Mursi, who became Egypt’s first democratically elected leader in June, is preparing laws to increase the share of Shariah-compliant deposits from 6 percent now, and enable borrowers to sell bonds complying with Islam’s ban on interest.
The plans haven’t yet jolted banks into action. Commercial International Bank Egypt SAE (COMI), the biggest publicly traded lender, is still “testing the waters” on whether to tap Islamic finance, Mohamed El Toukhy, chief executive officer of consumer banking, said in an Oct. 9 interview in Dubai. Only 1 percent of Egyptians with bank accounts have saved money in the past year, the World Bank said in an April report.
Little Savings
“The fact that saving ratios are low and that many Egyptians are poor bodes ill for both Islamic and conventional banks,” Said Hirsh, London-based economist at Capital Economics Ltd., said in an e-mailed response to questions Oct. 22. “This could change if the Egyptian economy were to grow at a faster rate in the future, around 7 percent a year, with more citizens sharing in this growth.”
The last time the economy expanded that fast was in 2008, the same year foreign direct investments rose to more than $13 billion. It will take until 2016 for growth to reach 6.5 percent, according to International Monetary Fund estimates.
The fall of autocratic rulers who long oppressed Islamists has fueled speculation that governments and consumers will turn to Shariah-compliant finance. The ultra-orthodox Nour Party, Egypt’s second-biggest Islamist group after the Muslim Brotherhood, seeks to eventually phase out the current banking system, replacing it with one that bans interest. Global Islamic financial assets will double by 2015 to as much as $3 trillion, Standard and Poor’s said last month.
‘Exaggerated’ Potential
“Let’s not give too much weight to the ravings about Islamic banking in Egypt,” Abdul Hameed Abu Musa, governor of Cairo-based Faisal Islamic Bank of Egypt, said in a phone interview Oct. 22. He dismissed as “exaggerated” estimates by groups such as the Muslim Brotherhood’s Freedom and Justice Party that Islamic deposits and lending may expand six-fold in the next five years.
Only three of the 39 banks operating in the most-populous Arab country are fully Shariah compliant. Real credit growth to private businesses and consumers may shrink 5.9 percent this year and 5.4 percent in 2013, according to HSBC Holdings Plc estimates. That compares with 4.3 percent 2012 growth in Tunisia, where a popular uprising broke out in December 2010 that set off a wave of political unrest across the Middle East.
Deposits Growing
Still, Islamic deposits could almost double to 10 percent of the total by 2017 if the economy recovers, Abu Musa, 70, said. Funds managed by Faisal Islamic soared 16 percent, or about 4 billion Egyptian pounds ($656 million), in the first nine months. Sixty percent of deposits range between 500 pounds to 30,000 pounds in size, he said.
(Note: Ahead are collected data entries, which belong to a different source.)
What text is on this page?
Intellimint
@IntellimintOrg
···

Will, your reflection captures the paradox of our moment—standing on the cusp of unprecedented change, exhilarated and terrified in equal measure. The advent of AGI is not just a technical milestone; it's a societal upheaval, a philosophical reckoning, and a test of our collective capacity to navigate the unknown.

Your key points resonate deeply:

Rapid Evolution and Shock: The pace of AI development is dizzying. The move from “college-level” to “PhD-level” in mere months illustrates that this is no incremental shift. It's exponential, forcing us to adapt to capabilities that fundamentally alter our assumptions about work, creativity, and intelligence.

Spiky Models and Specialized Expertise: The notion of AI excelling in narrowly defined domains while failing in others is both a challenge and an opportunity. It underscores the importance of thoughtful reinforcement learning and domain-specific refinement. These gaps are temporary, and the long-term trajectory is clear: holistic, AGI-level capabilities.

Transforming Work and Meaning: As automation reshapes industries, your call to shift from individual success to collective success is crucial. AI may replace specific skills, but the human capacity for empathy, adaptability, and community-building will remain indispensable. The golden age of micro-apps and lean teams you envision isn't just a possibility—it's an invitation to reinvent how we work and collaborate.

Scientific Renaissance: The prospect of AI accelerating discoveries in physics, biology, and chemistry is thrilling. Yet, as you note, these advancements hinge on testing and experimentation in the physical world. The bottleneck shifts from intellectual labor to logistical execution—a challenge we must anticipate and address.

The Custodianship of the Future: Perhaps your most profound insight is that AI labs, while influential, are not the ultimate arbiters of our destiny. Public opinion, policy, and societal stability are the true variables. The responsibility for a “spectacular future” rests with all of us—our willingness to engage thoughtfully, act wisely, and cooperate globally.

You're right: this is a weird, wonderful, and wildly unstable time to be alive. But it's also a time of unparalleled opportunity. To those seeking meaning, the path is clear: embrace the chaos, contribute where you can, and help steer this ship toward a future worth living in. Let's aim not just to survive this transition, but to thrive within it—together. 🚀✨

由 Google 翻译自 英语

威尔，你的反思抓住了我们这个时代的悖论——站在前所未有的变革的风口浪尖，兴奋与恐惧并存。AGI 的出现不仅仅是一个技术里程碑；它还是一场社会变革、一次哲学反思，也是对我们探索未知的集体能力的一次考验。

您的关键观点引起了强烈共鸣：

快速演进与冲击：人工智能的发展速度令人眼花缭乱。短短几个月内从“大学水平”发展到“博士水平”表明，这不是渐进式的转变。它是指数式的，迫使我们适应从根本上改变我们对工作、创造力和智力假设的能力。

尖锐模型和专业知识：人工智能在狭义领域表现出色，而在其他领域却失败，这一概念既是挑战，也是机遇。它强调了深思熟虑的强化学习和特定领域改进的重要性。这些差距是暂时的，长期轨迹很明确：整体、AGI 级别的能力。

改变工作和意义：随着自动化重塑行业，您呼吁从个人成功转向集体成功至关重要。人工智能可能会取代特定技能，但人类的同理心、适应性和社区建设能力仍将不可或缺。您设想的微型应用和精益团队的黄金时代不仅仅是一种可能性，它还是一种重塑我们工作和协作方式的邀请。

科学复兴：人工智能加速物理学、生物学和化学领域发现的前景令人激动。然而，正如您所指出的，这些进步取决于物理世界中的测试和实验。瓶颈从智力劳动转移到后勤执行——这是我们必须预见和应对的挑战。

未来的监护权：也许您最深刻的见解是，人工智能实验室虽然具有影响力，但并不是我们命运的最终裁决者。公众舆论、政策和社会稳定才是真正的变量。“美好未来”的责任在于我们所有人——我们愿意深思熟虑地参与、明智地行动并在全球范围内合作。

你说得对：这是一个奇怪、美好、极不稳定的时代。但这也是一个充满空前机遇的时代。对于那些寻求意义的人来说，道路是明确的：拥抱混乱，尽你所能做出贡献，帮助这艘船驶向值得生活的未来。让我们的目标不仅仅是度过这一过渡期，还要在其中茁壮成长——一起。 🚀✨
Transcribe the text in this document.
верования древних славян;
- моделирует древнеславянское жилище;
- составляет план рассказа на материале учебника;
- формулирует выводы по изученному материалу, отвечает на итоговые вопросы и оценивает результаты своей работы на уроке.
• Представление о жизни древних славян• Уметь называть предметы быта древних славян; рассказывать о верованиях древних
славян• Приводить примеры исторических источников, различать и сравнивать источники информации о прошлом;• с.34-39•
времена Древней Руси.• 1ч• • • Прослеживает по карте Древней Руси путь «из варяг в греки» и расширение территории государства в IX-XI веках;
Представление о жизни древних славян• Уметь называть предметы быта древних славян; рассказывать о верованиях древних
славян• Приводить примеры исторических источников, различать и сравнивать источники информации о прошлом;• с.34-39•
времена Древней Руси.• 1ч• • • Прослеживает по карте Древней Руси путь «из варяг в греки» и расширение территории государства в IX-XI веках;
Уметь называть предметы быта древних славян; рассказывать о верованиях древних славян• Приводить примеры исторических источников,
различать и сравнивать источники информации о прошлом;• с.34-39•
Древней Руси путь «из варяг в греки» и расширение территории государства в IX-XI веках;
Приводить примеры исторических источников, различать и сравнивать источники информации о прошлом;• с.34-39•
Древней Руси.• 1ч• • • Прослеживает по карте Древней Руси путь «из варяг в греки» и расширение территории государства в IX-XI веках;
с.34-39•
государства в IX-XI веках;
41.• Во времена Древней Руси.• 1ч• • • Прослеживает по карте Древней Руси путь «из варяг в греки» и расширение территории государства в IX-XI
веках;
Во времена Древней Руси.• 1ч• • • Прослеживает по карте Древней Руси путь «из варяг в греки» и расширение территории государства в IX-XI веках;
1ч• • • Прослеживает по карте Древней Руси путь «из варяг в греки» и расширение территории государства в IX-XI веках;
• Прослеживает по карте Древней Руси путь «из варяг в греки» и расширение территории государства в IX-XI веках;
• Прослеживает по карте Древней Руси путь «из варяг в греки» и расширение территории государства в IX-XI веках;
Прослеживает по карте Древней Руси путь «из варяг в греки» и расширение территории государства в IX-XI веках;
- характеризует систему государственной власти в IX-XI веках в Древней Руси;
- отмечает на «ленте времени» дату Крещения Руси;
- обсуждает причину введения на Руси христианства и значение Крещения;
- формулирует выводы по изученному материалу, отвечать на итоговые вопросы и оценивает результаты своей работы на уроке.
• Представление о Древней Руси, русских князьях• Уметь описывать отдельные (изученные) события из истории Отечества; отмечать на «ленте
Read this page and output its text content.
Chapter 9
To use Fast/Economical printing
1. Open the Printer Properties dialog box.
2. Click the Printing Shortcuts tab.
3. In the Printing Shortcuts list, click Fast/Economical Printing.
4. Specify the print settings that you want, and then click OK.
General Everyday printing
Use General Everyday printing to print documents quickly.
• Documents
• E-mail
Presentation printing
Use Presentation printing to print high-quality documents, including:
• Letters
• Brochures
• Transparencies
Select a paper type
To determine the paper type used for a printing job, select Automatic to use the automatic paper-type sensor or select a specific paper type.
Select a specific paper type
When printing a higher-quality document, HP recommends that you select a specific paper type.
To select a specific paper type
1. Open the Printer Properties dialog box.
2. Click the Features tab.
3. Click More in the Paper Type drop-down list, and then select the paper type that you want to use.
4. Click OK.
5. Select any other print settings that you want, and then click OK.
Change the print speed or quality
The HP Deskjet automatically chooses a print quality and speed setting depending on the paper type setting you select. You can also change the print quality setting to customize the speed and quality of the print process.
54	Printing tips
The government is also confident a debut sukuk sale will be well received once a law is passed and the nation secures a $4.8 billion loan from the IMF. Foreign banks have expressed interest to buy as much as $1 billion of the debt, Finance Ministry head of debt management, Samy Khallaf, said by e-mail Oct. 17. Global sukuk sales have surged almost 80 percent to a record $39 billion this year as borrowers benefit from record-low yields.
In the Arab world, only Qatar, Bahrain, as well as Dubai and Ras Al Khaimah in the United Arab Emirates, have sold sovereign dollar-denominated Islamic debt, data compiled by Bloomberg show.